Activités de synthèse ou séances de prise en charge psychologique
« La synthèse est une occasion de revenir de manière synthétique sur ce que le professeur a déroulé au cours de quatre domaines du programme de philosophie que l’enseignant doit finir en un temps très court. Déjà rien que le fait d’asseoir les connaissances, les concepts et les notions élémentaires de la philosophie peut prendre pour le professeur de philosophie, trois à quatre mois. Ce qui veut dire que l’enseignement des connaissances prendra plus de temps. C’est problématique. Voilà pourquoi nous proposons aux élèves des séances de synthèse que j’appelle personnellement séances de prise en charge psychologique. A une ou deux semaines de l’anticipé de philo, faire une synthèse est une manière de varier les discours. Il s’agit de montrer aux élèves que ces professeurs venus d’horizon divers ne sont là que pour revenir de manière synthétique sur ce que le professeur a déjà fait en classe « .
Mercantilisme !
« Alors si l’élève entend un nouveau discours avec les mêmes concepts et les mêmes notions être déployés par un professeur, cet élève se sentirait intérieurement et psychologiquement à l’aise en se disant au fond de lui que véritablement que ce prof n’a fait et dit que ce que notre prof a eu à faire.
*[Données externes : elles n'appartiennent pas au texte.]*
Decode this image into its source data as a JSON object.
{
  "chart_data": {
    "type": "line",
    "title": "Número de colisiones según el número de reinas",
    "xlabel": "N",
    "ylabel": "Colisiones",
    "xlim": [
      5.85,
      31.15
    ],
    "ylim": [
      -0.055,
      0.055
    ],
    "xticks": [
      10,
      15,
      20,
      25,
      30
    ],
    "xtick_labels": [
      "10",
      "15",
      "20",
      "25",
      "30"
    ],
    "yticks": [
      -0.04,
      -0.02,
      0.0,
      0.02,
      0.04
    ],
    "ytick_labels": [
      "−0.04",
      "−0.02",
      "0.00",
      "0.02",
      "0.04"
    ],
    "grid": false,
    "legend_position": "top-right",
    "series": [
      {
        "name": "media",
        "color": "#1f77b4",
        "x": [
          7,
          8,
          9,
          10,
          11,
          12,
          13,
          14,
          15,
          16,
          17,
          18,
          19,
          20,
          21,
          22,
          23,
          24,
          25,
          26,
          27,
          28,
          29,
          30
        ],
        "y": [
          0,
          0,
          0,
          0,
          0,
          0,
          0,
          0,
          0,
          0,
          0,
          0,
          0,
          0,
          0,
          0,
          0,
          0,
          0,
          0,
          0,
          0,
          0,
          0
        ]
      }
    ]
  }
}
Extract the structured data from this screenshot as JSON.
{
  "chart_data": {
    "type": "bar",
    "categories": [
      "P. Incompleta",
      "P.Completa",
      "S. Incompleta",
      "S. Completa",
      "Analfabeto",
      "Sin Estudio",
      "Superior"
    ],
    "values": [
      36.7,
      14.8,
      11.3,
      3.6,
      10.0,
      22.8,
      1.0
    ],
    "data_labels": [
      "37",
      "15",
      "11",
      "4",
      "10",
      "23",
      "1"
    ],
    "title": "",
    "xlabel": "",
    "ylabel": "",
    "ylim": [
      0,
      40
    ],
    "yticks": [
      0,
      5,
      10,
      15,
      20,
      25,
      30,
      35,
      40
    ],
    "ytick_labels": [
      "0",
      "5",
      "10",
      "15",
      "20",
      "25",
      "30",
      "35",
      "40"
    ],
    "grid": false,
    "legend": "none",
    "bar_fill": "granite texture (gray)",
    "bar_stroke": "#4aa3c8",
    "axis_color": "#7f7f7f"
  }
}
C’est un sentiment de sérénité qui va habiter l’élève. Voilà l’objectif des synthèses. En revanche, nous déplorons le mercantilisme de ces activités. Ces gens qui regroupent des élèves dans les salles et qui leur font payer en fin d’année parce qu’on sait le niveau de stress. L’élève est disposé à mettre la main à la pâte et à donner ce que le professeur lui demande pour revenir de manière synthétique sur tel élément ou tel autre élément du programme. Dans une activité de synthèse, un prof qui mettrait l’accent sur une leçon ou sur un chapitre pourrait influencer, de manière tacite, même sans le savoir, l’élève à apprendre une certaine leçon. Ils se disent que les profs doivent connaitre au préalable les leçons ou les thèmes qui vont sortir au bac. C’est un danger. Donc prendre le micro devant un parterre d’élèves, mettre l’accent sur un élément du cours, c’est tacitement vouloir montrer à l’élèves voilà ce sur quoi il faudrait mettre l’accent, alors que le programme de philo sénégalais est axé sur quatre chapitres. Nous, professeurs, ne faisons que proposer. on découvre les sujets du bac en même temps que les élèves ».